En témoigne ainsi le contenu du rapport annuel pour 2021 de l’Autorité nationale du renseignement financier (ANRF), présenté au Chef du Gouvernement vendredi dernier, dont les conclusions détaillent les efforts consentis tant dans la coordination des différentes autorités que dans la saisie du pouvoir judiciaire, ou encore la surveillance active des transactions financières.
Ce qui est en jeu pour le Royaume, ce n’est pas seulement son image de marque, passablement entachée par cette inclusion dans une liste grise qui a logiquement mauvaise presse à l’international. C’est avant tout de sa crédibilité financière qu’il s’agit, de sa capacité à se financer sur le marché international, de négocier avec les instances financières internationales comme le FMI, qui corrèlent fortement leur appui à ce type de classements.
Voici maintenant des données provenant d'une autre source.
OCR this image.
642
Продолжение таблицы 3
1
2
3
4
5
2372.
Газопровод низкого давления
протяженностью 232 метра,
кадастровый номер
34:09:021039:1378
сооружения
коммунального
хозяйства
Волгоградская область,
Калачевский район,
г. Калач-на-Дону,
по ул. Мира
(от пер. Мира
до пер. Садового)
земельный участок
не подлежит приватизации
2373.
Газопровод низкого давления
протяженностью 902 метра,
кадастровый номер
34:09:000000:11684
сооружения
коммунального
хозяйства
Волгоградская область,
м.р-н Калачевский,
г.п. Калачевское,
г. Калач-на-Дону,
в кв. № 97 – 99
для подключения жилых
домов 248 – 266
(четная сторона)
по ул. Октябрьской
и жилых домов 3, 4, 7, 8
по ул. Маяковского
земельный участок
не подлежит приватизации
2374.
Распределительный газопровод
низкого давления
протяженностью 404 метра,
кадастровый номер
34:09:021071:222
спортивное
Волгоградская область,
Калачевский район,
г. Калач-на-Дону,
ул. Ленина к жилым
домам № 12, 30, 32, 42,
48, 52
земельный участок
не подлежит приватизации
Les efforts monumentaux que nos institutions financières, Bank Al-Maghrib en tête, réalisent en continu pour développer l’économie nationale et surtout la soutenir, ne sauraient continuer à être bridés par les mauvaises performances du Maroc selon les critères du GAFI. Il est donc grand temps que notre pays s’affranchisse de ce label négatif, notamment parce que cela ne sera pas non plus une fin en soi.
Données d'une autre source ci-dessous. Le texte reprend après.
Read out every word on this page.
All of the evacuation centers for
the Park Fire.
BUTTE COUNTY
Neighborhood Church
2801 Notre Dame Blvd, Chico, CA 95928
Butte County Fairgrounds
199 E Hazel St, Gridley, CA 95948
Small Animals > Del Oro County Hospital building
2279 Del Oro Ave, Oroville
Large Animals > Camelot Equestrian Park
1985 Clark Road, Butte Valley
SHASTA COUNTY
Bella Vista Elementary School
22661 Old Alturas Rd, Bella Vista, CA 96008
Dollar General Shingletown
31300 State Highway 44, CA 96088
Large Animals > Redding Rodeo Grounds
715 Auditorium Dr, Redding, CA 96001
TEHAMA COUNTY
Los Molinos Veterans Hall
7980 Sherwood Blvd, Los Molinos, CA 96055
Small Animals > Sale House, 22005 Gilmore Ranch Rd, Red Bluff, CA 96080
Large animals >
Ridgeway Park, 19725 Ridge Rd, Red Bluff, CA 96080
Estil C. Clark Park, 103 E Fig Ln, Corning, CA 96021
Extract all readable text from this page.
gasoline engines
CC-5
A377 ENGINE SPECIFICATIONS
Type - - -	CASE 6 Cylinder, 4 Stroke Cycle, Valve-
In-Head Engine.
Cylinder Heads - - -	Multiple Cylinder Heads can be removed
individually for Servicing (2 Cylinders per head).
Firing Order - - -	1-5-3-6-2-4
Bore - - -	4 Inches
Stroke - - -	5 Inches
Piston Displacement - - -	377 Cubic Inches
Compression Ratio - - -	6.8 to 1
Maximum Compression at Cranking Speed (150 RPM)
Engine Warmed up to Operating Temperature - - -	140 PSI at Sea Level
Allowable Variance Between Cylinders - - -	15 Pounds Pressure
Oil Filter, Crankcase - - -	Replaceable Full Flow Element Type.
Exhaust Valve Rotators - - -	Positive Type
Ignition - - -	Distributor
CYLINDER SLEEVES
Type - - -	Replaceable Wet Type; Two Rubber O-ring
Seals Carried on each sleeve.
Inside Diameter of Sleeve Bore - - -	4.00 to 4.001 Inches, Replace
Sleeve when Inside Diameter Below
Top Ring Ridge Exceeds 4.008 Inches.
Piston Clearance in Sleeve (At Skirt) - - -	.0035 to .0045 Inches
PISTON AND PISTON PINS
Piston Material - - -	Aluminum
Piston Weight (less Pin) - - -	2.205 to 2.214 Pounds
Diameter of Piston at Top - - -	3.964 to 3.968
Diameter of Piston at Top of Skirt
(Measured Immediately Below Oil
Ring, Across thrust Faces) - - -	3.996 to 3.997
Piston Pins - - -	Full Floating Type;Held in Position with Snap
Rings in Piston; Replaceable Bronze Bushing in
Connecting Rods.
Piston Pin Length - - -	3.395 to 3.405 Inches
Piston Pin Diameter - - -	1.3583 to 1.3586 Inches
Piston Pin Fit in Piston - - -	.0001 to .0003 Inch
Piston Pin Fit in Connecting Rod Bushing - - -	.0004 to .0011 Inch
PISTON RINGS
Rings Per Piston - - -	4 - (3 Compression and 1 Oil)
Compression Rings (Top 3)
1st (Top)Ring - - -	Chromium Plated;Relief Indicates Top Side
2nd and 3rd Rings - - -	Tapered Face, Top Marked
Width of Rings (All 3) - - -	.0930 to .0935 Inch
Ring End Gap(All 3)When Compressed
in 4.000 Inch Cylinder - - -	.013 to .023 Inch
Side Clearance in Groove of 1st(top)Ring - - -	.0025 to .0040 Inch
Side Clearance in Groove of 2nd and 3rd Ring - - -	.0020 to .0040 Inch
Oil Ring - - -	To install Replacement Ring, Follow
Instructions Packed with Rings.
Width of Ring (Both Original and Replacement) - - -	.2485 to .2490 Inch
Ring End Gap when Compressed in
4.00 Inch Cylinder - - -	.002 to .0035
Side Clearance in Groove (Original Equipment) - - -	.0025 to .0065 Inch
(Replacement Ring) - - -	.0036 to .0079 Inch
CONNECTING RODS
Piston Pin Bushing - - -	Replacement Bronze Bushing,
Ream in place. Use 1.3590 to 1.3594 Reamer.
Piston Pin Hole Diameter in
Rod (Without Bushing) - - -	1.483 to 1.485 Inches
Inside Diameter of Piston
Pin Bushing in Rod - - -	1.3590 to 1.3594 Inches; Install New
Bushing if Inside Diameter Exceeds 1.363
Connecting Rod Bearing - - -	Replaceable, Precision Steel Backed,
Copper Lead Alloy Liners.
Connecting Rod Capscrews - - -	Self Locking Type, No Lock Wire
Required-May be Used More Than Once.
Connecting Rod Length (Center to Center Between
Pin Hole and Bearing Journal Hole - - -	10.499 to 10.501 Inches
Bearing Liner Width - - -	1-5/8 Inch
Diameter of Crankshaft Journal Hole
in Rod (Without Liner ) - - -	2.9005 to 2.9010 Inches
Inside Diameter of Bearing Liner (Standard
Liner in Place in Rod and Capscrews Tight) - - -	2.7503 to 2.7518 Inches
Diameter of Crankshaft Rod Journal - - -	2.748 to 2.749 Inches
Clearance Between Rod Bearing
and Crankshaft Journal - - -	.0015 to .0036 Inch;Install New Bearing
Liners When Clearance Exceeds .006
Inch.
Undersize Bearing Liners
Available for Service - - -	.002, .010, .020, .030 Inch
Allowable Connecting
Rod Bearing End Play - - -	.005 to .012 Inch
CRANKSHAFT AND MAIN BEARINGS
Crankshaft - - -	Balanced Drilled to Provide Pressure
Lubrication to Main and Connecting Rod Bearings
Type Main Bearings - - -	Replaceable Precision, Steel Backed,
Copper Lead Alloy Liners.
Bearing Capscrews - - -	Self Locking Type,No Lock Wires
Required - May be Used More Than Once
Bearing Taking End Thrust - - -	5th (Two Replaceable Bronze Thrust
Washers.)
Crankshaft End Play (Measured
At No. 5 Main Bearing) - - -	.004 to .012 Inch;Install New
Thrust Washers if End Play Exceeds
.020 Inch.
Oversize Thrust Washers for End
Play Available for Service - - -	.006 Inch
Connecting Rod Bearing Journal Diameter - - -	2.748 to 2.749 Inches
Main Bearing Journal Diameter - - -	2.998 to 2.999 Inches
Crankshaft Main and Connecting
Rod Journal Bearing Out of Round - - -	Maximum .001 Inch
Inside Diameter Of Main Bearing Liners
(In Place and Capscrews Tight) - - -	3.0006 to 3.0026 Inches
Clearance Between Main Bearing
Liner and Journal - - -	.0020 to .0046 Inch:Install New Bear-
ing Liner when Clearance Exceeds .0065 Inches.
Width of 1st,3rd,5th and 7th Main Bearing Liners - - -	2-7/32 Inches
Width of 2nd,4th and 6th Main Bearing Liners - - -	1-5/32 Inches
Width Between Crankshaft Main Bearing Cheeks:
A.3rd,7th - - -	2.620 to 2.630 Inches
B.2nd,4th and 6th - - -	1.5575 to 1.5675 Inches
En réalité, notre pays doit s’attaquer plus largement et activement au fléau de la corruption, frein majeur de notre développement économique. L’installation, tant attendue, de l’Instance Nationale de la Probité de la Prévention et de la Lutte contre la Corruption, à travers la nomination de ses membres, en novembre dernier, est un pas majeur dans ce sens. L’espoir est grand que cette instance réussira à travailler de manière indépendante, en exerçant ses prérogatives d’enquête sans entrave et en toute transparence.
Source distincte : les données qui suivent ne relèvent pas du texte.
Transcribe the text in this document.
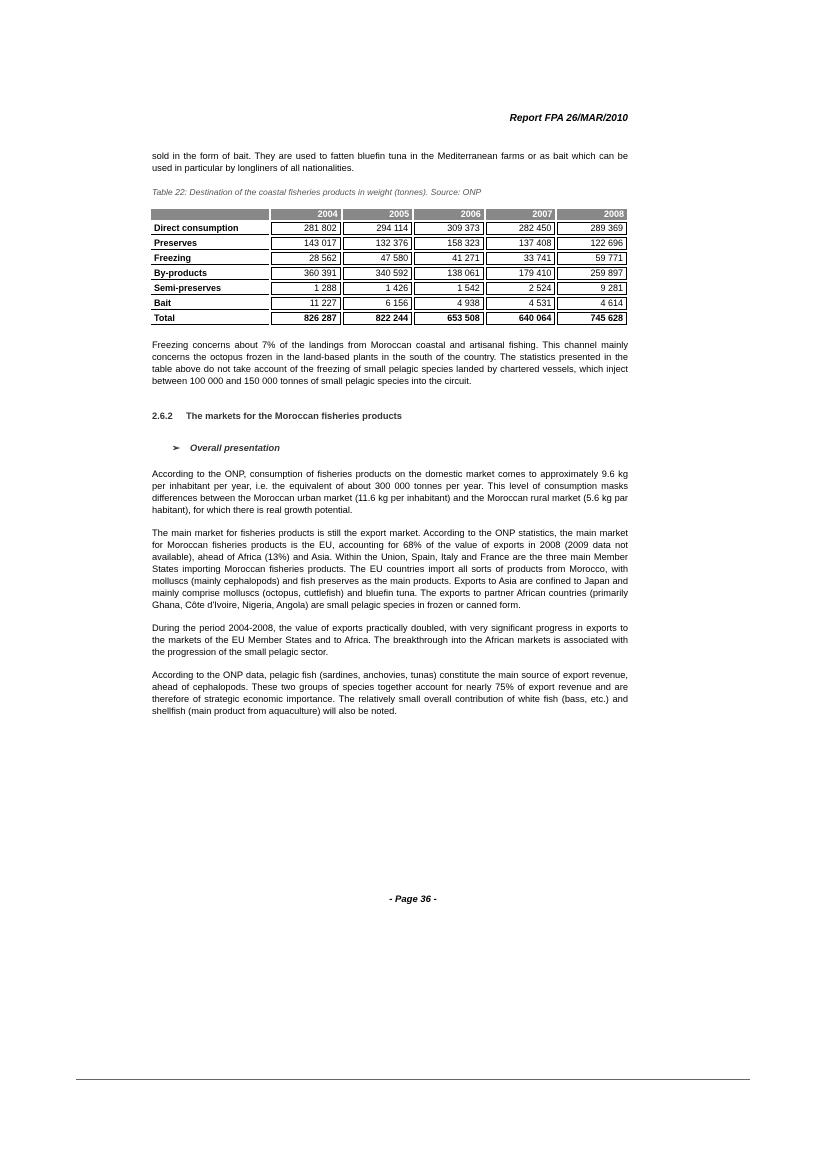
Report FPA 26/MAR/2010

sold in the form of bait. They are used to fatten bluefin tuna in the Mediterranean farms or as bait which can be used in particular by longliners of all nationalities.

Table 22: Destination of the coastal fisheries products in weight (tonnes). Source: ONP
	2004	2005	2006	2007	2008
Direct consumption	281 802	294 114	309 373	282 450	289 369
Preserves	143 017	132 376	158 323	137 408	122 696
Freezing	28 562	47 580	41 271	33 741	59 771
By-products	360 391	340 592	138 061	179 410	259 897
Semi-preserves	1 288	1 426	1 542	2 524	9 281
Bait	11 227	6 156	4 938	4 531	4 614
Total	826 287	822 244	653 508	640 064	745 628

Freezing concerns about 7% of the landings from Moroccan coastal and artisanal fishing. This channel mainly concerns the octopus frozen in the land-based plants in the south of the country. The statistics presented in the table above do not take account of the freezing of small pelagic species landed by chartered vessels, which inject between 100 000 and 150 000 tonnes of small pelagic species into the circuit.

2.6.2 The markets for the Moroccan fisheries products
➢ Overall presentation

According to the ONP, consumption of fisheries products on the domestic market comes to approximately 9.6 kg per inhabitant per year, i.e. the equivalent of about 300 000 tonnes per year. This level of consumption masks differences between the Moroccan urban market (11.6 kg per inhabitant) and the Moroccan rural market (5.6 kg par habitant), for which there is real growth potential.

The main market for fisheries products is still the export market. According to the ONP statistics, the main market for Moroccan fisheries products is the EU, accounting for 68% of the value of exports in 2008 (2009 data not available), ahead of Africa (13%) and Asia. Within the Union, Spain, Italy and France are the three main Member States importing Moroccan fisheries products. The EU countries import all sorts of products from Morocco, with molluscs (mainly cephalopods) and fish preserves as the main products. Exports to Asia are confined to Japan and mainly comprise molluscs (octopus, cuttlefish) and bluefin tuna. The exports to partner African countries (primarily Ghana, Côte d'Ivoire, Nigeria, Angola) are small pelagic species in frozen or canned form.

During the period 2004-2008, the value of exports practically doubled, with very significant progress in exports to the markets of the EU Member States and to Africa. The breakthrough into the African markets is associated with the progression of the small pelagic sector.

According to the ONP data, pelagic fish (sardines, anchovies, tunas) constitute the main source of export revenue, ahead of cephalopods. These two groups of species together account for nearly 75% of export revenue and are therefore of strategic economic importance. The relatively small overall contribution of white fish (bass, etc.) and shellfish (main product from aquaculture) will also be noted.

- Page 36 -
Mais, c’est aussi au niveau des citoyens que le bât blesse et que la conduite d’un changement profond des usages, des réflexes et des mauvaises habitudes des Marocains est nécessaire. Tout le monde s’offusque de la corruption et de ses effets lorsqu’on en est victime, mais la tentation d’y avoir recours pour son intérêt personnel est trop souvent de mise. Les scandales en cascade qui entachent les prestataires chargés des rendez-vous de visas pour certains pays occidentaux en est un exemple éloquent. La corruption des agents qui monnayent les rendez-vous auprès d’intermédiaires peu scrupuleux est au cœur d’un système alimenté par les mêmes demandeurs de visas qui se plaignent de ne pas trouver de rendez-vous sur les plateformes dédiées à cet effet. Le contrôle mais surtout la sanction sont indispensables pour dépasser ces pratiques qui se sont généralisées de l’attribution des marchés, à l’achat d’un bien immobilier en passant par les prestations de santé ou même les concours académiques, universitaires et professionnels. Ce fléau qui touche tous les segments de la population proportionnellement à ses moyens, est la mamelle nourricière du blanchiment d’argent. S’y attaquer fermement est la condition sine qua non au développement d’une société égalitaire et juste, pas seulement un outil pour montrer patte blanche à nos partenaires internationaux.